Thomas Dawson was an author of popular cookery and housekeeping books in the late 16th century. His best-known works include The Good Huswifes Jewell (1585), The Booke of Carving and Sewing (1597), and his Booke of Cookerie (1620).

==Books==

Dawson's Good Huswifes Jewell gives recipes for making fruit tarts using fruits as varied as apple, peach, cherry, damson, pear, and mulberry. For stuffing for meat and poultry, or as he says "to farse all things", he recommends using the herbs thyme, hyssop, and parsley, mixed with egg yolk, white bread, raisins or barberries, and spices including cloves, mace, cinnamon and ginger, all in the same dish. His recipe for a salad with a vinaigrette dressing runs as follows (from the 1596 edition):

To make a Sallet of all kinde of hearbes.

Take your hearbes and picke them very fine into faire water, and picke your flowers by themselues, and washe them al cleane, and swing them in a strainer, and when you put them into a dish, mingle them with Cowcumbers or Lemmons payred and sliced, and scrape Suger, and put in vineger and Oyle, and throwe the flowers on the toppe of the sallet, and of euery sorte of the aforesaide things, and garnish the dish about with the forsaide thinges, and harde Egges boyled and laide about the dish and vpon the sallet.
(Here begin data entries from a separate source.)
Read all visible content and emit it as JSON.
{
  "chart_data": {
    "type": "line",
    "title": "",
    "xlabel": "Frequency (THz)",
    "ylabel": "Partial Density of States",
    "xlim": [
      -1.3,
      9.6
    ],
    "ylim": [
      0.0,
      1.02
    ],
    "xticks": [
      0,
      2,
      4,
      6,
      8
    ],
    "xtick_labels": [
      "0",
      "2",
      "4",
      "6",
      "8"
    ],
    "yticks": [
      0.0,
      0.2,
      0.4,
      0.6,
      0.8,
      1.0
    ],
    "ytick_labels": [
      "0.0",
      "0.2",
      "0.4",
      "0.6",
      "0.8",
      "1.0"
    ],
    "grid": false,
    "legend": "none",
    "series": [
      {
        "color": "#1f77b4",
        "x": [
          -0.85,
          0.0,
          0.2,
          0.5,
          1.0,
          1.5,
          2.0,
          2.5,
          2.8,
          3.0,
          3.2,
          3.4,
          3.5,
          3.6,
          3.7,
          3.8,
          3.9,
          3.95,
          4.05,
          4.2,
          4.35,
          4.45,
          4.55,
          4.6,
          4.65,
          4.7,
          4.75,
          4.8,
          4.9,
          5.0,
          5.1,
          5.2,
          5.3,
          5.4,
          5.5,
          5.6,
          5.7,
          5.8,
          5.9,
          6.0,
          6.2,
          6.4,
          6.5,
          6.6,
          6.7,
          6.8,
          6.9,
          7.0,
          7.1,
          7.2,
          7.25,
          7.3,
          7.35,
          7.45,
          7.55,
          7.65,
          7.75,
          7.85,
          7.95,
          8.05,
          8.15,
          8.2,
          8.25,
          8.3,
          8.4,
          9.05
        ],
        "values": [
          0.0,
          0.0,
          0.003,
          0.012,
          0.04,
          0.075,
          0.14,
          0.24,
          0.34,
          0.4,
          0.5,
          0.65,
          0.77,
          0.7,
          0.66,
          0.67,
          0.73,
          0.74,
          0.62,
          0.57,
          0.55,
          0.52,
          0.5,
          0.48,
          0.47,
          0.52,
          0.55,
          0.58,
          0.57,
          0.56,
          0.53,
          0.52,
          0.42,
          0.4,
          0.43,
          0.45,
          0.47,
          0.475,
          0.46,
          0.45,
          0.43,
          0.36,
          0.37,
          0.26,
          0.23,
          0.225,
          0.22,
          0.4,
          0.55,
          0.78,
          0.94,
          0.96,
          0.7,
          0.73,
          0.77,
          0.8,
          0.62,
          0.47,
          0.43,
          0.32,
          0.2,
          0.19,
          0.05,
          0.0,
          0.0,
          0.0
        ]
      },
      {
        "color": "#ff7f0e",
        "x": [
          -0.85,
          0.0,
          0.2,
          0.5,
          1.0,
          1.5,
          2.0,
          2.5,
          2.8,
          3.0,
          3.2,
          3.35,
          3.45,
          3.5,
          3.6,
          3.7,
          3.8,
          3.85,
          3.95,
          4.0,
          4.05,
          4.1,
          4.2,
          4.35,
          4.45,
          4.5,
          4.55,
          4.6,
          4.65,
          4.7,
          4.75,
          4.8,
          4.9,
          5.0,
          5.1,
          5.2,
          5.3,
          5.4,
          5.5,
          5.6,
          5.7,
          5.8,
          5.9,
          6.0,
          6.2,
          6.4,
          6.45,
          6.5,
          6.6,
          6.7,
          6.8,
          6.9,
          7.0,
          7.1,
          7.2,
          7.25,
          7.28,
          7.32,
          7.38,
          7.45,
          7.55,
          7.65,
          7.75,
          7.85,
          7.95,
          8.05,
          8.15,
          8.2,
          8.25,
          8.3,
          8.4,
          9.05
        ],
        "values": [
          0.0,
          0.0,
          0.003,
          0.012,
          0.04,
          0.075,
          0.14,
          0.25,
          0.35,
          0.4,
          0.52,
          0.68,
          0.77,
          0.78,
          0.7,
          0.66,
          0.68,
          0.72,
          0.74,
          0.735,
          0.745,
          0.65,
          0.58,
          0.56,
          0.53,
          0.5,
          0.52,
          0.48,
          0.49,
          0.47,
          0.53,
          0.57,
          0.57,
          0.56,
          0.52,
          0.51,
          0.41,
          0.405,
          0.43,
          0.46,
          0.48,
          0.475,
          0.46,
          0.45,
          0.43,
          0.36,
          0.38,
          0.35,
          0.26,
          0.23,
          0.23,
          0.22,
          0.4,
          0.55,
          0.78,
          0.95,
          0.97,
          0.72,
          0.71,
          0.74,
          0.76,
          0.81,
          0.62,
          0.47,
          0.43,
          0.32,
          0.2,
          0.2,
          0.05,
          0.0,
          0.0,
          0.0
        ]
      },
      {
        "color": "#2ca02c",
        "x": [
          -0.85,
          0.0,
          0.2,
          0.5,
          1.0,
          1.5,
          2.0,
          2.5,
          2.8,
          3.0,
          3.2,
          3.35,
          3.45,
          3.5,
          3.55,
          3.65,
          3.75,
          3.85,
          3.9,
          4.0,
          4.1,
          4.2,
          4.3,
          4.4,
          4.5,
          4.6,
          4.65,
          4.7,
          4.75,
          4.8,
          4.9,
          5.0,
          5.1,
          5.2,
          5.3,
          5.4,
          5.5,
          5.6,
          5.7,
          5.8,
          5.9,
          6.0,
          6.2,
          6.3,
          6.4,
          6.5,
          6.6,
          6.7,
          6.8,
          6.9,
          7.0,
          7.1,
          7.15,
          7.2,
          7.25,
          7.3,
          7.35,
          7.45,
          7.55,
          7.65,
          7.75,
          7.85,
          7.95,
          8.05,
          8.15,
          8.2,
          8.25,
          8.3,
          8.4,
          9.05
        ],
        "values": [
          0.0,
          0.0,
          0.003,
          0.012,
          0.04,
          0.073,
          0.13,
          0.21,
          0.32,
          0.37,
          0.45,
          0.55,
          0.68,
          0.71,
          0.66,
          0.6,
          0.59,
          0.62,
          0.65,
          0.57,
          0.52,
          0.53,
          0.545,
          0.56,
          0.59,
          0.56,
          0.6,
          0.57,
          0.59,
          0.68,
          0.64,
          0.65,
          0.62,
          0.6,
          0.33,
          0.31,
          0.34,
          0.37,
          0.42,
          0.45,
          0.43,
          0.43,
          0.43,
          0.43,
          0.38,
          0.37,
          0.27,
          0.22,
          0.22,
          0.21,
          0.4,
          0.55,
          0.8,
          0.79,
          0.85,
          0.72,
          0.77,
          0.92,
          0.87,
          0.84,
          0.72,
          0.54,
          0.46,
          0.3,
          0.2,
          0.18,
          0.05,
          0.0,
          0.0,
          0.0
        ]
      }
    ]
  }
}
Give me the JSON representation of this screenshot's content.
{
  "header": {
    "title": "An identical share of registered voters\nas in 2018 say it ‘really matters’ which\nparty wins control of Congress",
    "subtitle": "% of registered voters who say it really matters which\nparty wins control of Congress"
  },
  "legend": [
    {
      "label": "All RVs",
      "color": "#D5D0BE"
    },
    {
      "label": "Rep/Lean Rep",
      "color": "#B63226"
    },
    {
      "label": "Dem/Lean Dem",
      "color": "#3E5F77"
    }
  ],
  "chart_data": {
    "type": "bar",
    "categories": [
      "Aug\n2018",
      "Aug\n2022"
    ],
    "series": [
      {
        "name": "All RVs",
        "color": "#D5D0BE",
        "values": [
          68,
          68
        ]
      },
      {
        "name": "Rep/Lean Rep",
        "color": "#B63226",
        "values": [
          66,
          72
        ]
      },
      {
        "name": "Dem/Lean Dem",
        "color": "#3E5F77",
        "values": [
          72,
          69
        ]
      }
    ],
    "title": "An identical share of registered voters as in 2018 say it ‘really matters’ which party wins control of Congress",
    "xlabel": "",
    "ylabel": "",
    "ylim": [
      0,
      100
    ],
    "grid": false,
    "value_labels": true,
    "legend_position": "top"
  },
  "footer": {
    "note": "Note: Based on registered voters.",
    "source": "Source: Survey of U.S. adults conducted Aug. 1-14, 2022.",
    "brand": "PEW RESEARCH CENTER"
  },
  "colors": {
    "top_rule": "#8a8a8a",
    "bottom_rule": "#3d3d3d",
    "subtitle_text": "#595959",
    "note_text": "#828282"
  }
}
The celebrity chef Clarissa Dickson Wright comments on Dawson's trifle that it differs from the modern recipe, as it consists only of "a pinte of thicke Creame", seasoned with sugar, ginger and rosewater, and warmed gently for serving. She notes, also from the Good Huswife's Jewell, that the Elizabethans had a strong liking for sweet things.

Dawson's recipes included medicines, some of which involved sympathetic magic. The Good Huswife's Jewell described "a tart to provoke courage in either man or woman", calling for the brains of male sparrows. Torn sinews are healed by taking "worms while they be nice", crushing them and laying them on to the sore "and it will knit the sinew that be broken in two".